In recent years, however, there has been a push to evolve the capabilities of the field known as crowd computing: a mix of human and machine intelligence capable of executing more complex tasks. The newest entrant to the field is New York startup Fancy Hands, which offers on-demand personal assistants. Fancy Hands recently rolled out a "human API" that allows developers to easily add an army of human workers to any mobile or web app.

"Mechanical Turk is really great but a huge majority of the tasks on there are simple things like deciding if video content is not safe for work or not," says Ted Roden, Fancy Hands' founder and CEO. "We wanted to do something a few steps above that." So far, Fancy Hands has been baked into apps from big brands, so that if a customer tweets a request through the service, a real human can go out and fulfill it. "It might be really complex to design an app that books a restaurant reservation for you, but a human can easily accomplish that."

"API-enabled worker communities are the future of labor."

"API-enabled worker communities are the future of labor," says Max Yankelevich, the chief architect at Crowd Computing Systems, a competitor of MTurk and the Fancy Hands API. "Software can leverage these ‘hybrid crowds’ to distribute customers' work among qualified workers in various communities." By hybrid, Yankelevich means a combination of human and machine intelligence. "That's what crowd computing is all about — separation of labor providers and software-platform providers."

By combining complex offline work with the kind of simple microtasks laborers can do online, crowd computing can produce more interesting results. "The next step in evolution is to wire tasks together," says Yankelevich. "For example, engage a worker to take a picture of products on a store shelf and then have a different crowd worker analyze those pictures for compliance with the brand's marketing rules for shelf display."

"Like Google Now, but actually does the hard work of buying your airline ticket."

There are around 15,000 people in Fancy Hands’ on-demand labor pool, with an average of 1,000 actively working on tasks each day. Some critics have accused this kind of startup of replacing good full-time jobs with piecemeal work. "Our bread-and-butter workers are folks from small-town America struggling to find work who would rather do this full-time than work at the local gas station," says Roden. "So I don’t believe it's exploitative." Piecemeal workers don't get health insurance or a minimum wage, but they do set their own price for each task.

Fancy Hands has an assortment of plans offering between five and twenty-five chores per month.
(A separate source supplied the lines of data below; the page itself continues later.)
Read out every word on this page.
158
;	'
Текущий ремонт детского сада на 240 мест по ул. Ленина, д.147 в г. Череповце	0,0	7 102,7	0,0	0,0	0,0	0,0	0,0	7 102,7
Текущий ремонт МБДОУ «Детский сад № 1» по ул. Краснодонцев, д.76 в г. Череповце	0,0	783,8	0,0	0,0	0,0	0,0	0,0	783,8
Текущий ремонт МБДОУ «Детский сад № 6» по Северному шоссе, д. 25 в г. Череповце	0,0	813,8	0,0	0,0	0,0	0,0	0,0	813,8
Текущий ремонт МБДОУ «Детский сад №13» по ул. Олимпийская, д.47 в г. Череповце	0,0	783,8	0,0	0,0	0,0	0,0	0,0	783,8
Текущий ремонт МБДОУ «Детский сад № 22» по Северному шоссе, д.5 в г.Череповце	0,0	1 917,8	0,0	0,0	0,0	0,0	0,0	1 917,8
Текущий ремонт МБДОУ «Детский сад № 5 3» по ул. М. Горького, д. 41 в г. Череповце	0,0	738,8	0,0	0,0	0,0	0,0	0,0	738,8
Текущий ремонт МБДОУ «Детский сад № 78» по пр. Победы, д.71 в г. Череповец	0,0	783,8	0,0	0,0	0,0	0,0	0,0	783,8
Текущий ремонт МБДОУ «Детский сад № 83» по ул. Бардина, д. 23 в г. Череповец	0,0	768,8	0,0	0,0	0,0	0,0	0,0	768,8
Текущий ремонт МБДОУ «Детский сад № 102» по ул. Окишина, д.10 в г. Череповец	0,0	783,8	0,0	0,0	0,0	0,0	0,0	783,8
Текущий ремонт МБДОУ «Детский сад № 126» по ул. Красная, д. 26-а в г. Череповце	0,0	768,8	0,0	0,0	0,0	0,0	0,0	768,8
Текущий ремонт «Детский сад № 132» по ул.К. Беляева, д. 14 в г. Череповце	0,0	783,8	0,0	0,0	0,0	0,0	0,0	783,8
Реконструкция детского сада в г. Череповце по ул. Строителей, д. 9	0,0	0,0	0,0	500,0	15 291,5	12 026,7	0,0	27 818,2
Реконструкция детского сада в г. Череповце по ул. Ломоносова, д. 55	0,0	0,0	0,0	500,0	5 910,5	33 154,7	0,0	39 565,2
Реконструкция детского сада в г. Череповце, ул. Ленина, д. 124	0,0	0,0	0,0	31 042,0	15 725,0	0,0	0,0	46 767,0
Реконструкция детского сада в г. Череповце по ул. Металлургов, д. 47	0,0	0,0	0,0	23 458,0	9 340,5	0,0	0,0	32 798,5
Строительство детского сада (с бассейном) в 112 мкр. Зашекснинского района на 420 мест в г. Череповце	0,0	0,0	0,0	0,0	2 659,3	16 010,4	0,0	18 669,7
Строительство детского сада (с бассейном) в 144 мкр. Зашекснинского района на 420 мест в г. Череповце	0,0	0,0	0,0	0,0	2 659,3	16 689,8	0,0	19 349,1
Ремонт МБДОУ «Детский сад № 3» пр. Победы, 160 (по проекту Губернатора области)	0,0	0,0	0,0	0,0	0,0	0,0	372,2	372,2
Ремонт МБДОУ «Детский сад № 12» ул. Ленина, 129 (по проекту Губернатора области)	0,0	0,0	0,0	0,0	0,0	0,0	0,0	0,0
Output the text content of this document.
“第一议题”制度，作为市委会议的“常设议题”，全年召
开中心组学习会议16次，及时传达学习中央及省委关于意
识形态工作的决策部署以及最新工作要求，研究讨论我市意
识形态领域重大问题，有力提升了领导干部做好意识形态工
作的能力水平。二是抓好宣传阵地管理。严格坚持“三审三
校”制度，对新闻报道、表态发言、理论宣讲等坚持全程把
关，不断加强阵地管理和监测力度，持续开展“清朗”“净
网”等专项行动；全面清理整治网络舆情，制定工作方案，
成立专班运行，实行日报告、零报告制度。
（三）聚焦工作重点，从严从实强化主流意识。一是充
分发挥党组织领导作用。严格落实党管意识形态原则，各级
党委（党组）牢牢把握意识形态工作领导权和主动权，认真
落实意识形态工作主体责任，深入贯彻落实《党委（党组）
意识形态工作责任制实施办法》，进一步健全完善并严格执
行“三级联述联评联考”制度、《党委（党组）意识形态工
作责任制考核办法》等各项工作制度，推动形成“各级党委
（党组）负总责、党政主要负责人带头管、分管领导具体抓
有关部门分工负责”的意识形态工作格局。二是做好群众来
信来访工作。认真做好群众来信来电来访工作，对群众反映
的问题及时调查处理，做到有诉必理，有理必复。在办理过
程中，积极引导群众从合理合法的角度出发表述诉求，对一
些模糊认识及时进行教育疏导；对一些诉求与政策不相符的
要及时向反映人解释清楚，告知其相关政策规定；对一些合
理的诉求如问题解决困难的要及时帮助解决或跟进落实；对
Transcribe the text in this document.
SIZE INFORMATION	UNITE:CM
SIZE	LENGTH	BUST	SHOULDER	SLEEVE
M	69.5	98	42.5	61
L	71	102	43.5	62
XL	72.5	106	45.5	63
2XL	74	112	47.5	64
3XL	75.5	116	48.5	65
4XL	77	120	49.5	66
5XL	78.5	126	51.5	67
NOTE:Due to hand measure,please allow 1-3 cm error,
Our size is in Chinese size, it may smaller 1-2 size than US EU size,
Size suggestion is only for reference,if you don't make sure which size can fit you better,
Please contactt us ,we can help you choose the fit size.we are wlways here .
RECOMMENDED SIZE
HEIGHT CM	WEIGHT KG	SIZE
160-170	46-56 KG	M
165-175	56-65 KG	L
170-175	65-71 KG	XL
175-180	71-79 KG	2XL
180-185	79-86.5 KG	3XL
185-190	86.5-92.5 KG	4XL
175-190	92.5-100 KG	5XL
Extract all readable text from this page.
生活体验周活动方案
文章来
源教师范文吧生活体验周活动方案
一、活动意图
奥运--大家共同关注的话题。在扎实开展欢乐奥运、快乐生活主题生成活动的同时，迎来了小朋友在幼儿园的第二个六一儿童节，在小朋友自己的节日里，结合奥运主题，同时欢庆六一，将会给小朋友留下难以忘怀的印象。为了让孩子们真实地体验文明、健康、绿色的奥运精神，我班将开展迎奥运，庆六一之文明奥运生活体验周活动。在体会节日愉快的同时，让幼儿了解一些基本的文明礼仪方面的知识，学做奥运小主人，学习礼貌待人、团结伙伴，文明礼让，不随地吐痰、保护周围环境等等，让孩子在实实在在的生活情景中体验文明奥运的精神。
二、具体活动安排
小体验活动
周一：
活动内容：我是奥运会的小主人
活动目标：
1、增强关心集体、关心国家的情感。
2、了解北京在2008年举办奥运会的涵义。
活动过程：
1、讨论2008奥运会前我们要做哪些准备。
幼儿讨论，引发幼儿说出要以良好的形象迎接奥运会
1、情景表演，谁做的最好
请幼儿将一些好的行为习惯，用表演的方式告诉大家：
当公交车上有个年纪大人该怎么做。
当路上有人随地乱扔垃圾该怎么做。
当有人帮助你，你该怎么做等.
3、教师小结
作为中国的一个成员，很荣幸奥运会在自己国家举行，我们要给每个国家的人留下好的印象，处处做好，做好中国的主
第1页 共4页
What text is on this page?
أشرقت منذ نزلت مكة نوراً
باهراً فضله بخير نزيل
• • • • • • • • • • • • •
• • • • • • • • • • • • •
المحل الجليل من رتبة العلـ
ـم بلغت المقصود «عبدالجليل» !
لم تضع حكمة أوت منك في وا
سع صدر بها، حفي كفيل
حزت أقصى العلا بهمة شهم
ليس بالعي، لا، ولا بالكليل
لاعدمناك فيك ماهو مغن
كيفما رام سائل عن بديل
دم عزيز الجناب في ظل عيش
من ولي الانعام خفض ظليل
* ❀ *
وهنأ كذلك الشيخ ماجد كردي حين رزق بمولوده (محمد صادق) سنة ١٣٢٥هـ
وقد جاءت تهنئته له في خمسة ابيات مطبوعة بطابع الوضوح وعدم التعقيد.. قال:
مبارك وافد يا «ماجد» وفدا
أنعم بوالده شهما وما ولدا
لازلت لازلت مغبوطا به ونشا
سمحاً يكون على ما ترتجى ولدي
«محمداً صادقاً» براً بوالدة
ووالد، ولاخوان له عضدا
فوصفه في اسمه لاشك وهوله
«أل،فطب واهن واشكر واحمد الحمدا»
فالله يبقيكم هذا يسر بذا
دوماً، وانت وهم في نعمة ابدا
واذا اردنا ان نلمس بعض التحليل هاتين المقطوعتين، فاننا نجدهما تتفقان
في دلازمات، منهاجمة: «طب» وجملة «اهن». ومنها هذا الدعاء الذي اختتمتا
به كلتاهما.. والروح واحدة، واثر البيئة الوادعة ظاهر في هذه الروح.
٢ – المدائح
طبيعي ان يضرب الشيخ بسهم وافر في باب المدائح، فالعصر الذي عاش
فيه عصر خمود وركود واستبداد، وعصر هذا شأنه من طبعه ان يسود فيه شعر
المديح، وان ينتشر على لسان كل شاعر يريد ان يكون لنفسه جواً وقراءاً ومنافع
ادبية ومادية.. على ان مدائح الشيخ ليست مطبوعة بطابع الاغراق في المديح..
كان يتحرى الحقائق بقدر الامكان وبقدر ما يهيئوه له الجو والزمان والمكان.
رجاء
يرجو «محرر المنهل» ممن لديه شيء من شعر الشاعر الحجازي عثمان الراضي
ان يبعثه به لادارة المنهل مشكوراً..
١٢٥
For developers looking to build Fancy Hands' workforce into their apps, the API is free, and they decide what they are willing to pay per task. Roden says he hopes to improve the service over the next year by focusing on predictive intelligence. "The ultimate goal would be to help build an app that anticipates your needs, like Google Now, but that actually does the hard work of buying your airline ticket or calling the car service."